The cyclization mixture (25) was added to the peptide (dissolved in dimethylformamide) and allowed to react for 2 h. The cyclized, protected peptide was precipitated by the addition of cold diethyl ether and washed with water. The remaining side chain protection groups (Z) were removed by catalytic dehydrogenation as described previously (25). The peptides were purified by reversed-phase chromatography using conventional gradients of acetonitrile-water-trifluoroacetic acid; the eluate fractions corresponding to the peptides were lyophilized. The peptide purity, estimated by reversed-phase high-performance liquid chromatography (HPLC), was more than 95%. Gram-scale synthesis of NAB741 (acetate salt; purity, 96.2%, as estimated by HPLC) was performed by Bachem AG (Bubendorf, Switzerland).

Bacterial strains.

E. coli IH3080 (K1:O18:H7) is a virulent encapsulated strain used in our other recent studies (25, 26, 31). The ATCC strains included E. coli ATCC 25922, K. pneumoniae ATCC 13883, E. cloacae ATCC 23335, A. baumannii ATCC 19606, P. aeruginosa ATCC 27853, Staphylococcus aureus ATCC 25923, and Candida albicans ATCC 28366. The E. coli strains also included blood isolates from Sweden (Culture Collection, University of Gothenburg (CCUG), Sweden; CCUG strains, n = 7) and from Finland (Helsinki University Hospital, Finland; F strains, n = 5). Furthermore, blood isolates of K. pneumoniae (three F strains, one CCUG strain), E. cloacae (three F strains, one CCUG strain), and A. baumannii (two F strains) were included.

Antibacterial assays.

The simple agar well diffusion method, described previously by us (25), was used as a screening test. It detects both the direct antibacterial activities of the compounds and their abilities to sensitize a set of target bacteria to the hydrophobic model antibiotic (rifampin). The test employed LB agar plates (LB Agar Lennox; Difco, BD, Sparks, MD) and LB plates containing increasing concentrations (0.1 μg/ml, 0.3 μg/ml, and 1.0 μg/ml) of rifampin (Sigma-Aldrich, St. Louis, MO). The plates were inoculated with bacterial suspensions in 0.9% NaCl (0.5 McFarland standard) according to the CLSI standard M2-A9 (8) to enable an even confluent growth. Four quantities (0.4 μg, 1 μg, 4 μg, and 10 μg) of each peptide dissolved in 0.9% NaCl were tested. Controls included polymyxin B sulfate (P0972; Sigma-Aldrich) and polymyxin B nonapeptide (PMBN) (Sigma-Aldrich), as well as the NAB compounds NAB739 and NAB7061 (25). After an 18-h incubation at 37°C, the diameters of the growth inhibition zones were measured and the corresponding surface areas (in mm2) were calculated.

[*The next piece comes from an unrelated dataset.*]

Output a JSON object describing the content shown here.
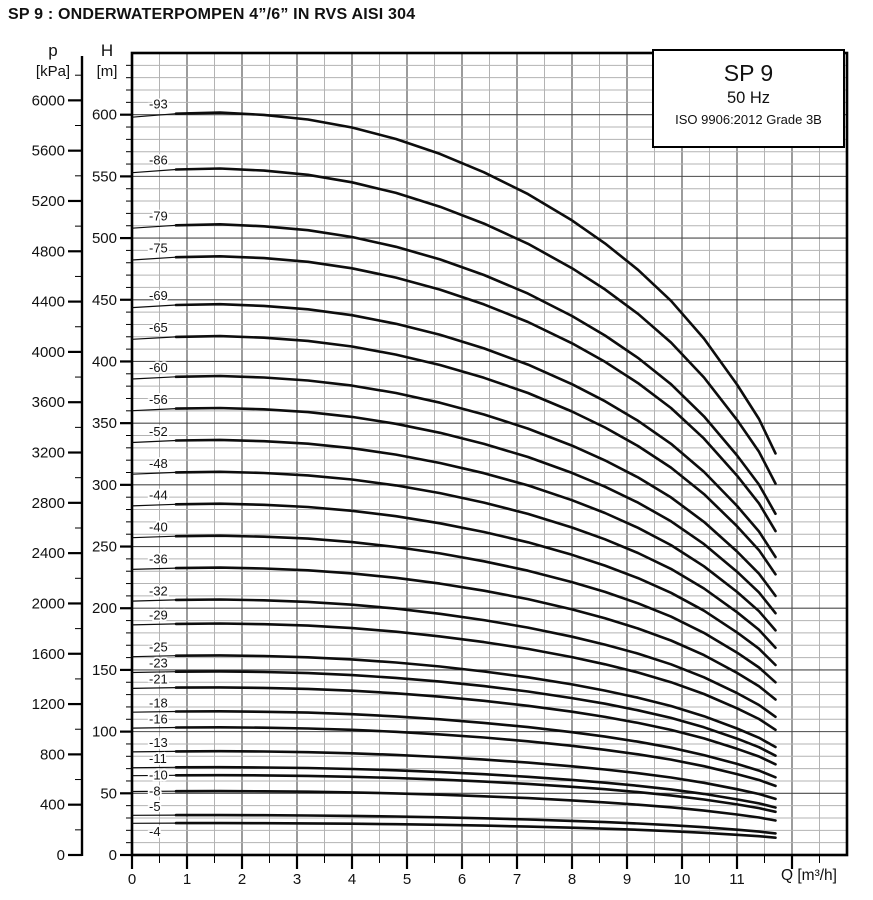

The MIC of NAB741 was measured in microtiter plates using cation-adjusted Mueller-Hinton II broth (Difco 212322) and an inoculum size of 5 × 105 CFU/ml, according to CLSI standard M7-A7 (6).

The synergism of NAB741 with other antibiotics was studied as described previously (25) using E-strips (Biodisk Ltd., Solna, Sweden) on plates containing Mueller-Hinton agar (product no. LabO39; LabM Ltd., Bury, Lancashire, United Kingdom) and increasing concentrations of NAB741 (acetate salt, 1 μg/ml to 16 μg/ml in 2-fold increments), as well as on Mueller-Hinton agar without NAB741. The inoculum was according to the manufacturer's instructions and corresponded to that in CLSI standard M2-A9 (5).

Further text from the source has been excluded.